I keep a 512 entry lookup table that has the output colors in RGB format. The first 64 represent the NES palette with no emphasis, which would be filled by the loading of whatever .pal file. The remaining 7 sets of 64 each represent a different color emphasis mode and are calculated once based on the first 64 colors.

Monochrome can be handled very easily by applying a mask to the color prior to the lookup in the above table. A mask of $3F would be full color, and $30 would be monochrome mode. And in fact... I believe this is actually more or less how monochrome works on the system.

My output looks something like:

Code:
output_pixel = rgb_output_lut[ emphasis_bits | ( nes_color & monochrome_mask ) ];


where 'nes_color' is the desired color ($0F = black, etc), and 'monochrome_mask' is either $3F or $30.

emphasis_bits would be the bits as written to $2001, left shift 1 (0x01C0)


EDIT
------------

An optimization I just thought of....

To avoid the additional AND operation for each pixel... you could keep two seperate buffers for the palette at $3F00. One which has the colors as written (full color mode), and one which has the same entries but pre-masked with $30 (for monochrome mode). When the game switches between color/monochrome modes, you can simply adjust a pointer which points to which buffer the PPU is to use.

This of course would require you to maintain two buffers and keep them updated as the game writes to $3F00, but palette writes occur far less often than pixels are output.

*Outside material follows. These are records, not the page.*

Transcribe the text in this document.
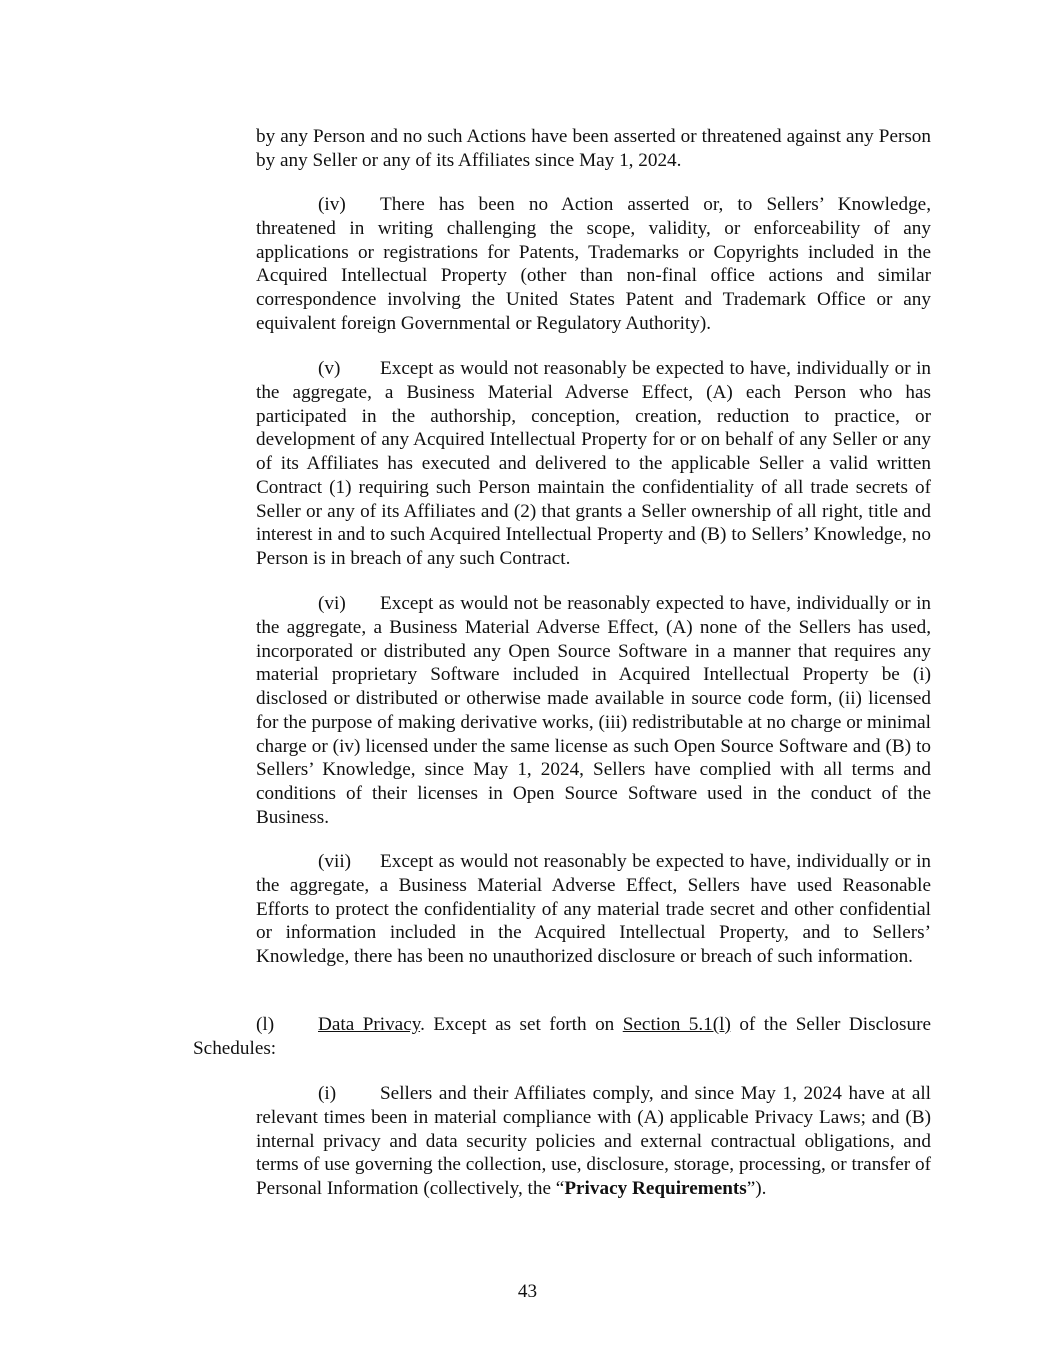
by any Person and no such Actions have been asserted or threatened against any Person by any Seller or any of its Affiliates since May 1, 2024.

(iv) There has been no Action asserted or, to Sellers’ Knowledge, threatened in writing challenging the scope, validity, or enforceability of any applications or registrations for Patents, Trademarks or Copyrights included in the Acquired Intellectual Property (other than non-final office actions and similar correspondence involving the United States Patent and Trademark Office or any equivalent foreign Governmental or Regulatory Authority).

(v) Except as would not reasonably be expected to have, individually or in the aggregate, a Business Material Adverse Effect, (A) each Person who has participated in the authorship, conception, creation, reduction to practice, or development of any Acquired Intellectual Property for or on behalf of any Seller or any of its Affiliates has executed and delivered to the applicable Seller a valid written Contract (1) requiring such Person maintain the confidentiality of all trade secrets of Seller or any of its Affiliates and (2) that grants a Seller ownership of all right, title and interest in and to such Acquired Intellectual Property and (B) to Sellers’ Knowledge, no Person is in breach of any such Contract.

(vi) Except as would not be reasonably expected to have, individually or in the aggregate, a Business Material Adverse Effect, (A) none of the Sellers has used, incorporated or distributed any Open Source Software in a manner that requires any material proprietary Software included in Acquired Intellectual Property be (i) disclosed or distributed or otherwise made available in source code form, (ii) licensed for the purpose of making derivative works, (iii) redistributable at no charge or minimal charge or (iv) licensed under the same license as such Open Source Software and (B) to Sellers’ Knowledge, since May 1, 2024, Sellers have complied with all terms and conditions of their licenses in Open Source Software used in the conduct of the Business.

(vii) Except as would not reasonably be expected to have, individually or in the aggregate, a Business Material Adverse Effect, Sellers have used Reasonable Efforts to protect the confidentiality of any material trade secret and other confidential or information included in the Acquired Intellectual Property, and to Sellers’ Knowledge, there has been no unauthorized disclosure or breach of such information.

(l) Data Privacy. Except as set forth on Section 5.1(l) of the Seller Disclosure Schedules:

(i) Sellers and their Affiliates comply, and since May 1, 2024 have at all relevant times been in material compliance with (A) applicable Privacy Laws; and (B) internal privacy and data security policies and external contractual obligations, and terms of use governing the collection, use, disclosure, storage, processing, or transfer of Personal Information (collectively, the “Privacy Requirements”).

43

To avoid the emphasis OR, you could just use a pointer to the lut instead of looking up the LUT directly. Update the pointer when the game changes emphasis.

by on (#26713)
that is what i am doing now. but i am working a caching tiles, sprites, background, and foreground. i can those cached as 8bit with a palette look up or 24 bit rgb. the palette look up will be easy, but the 24 bit rgb will need to be redrawn.

as to the topic, i was wondering if anyone has done that. perhaps i could let the overlay do that, or perhaps it can not. i have never used an over lay before and have seen many post about ntsc atrifacts and correct rendering from rgb; perhaps draw closer to ntcs from the beginning?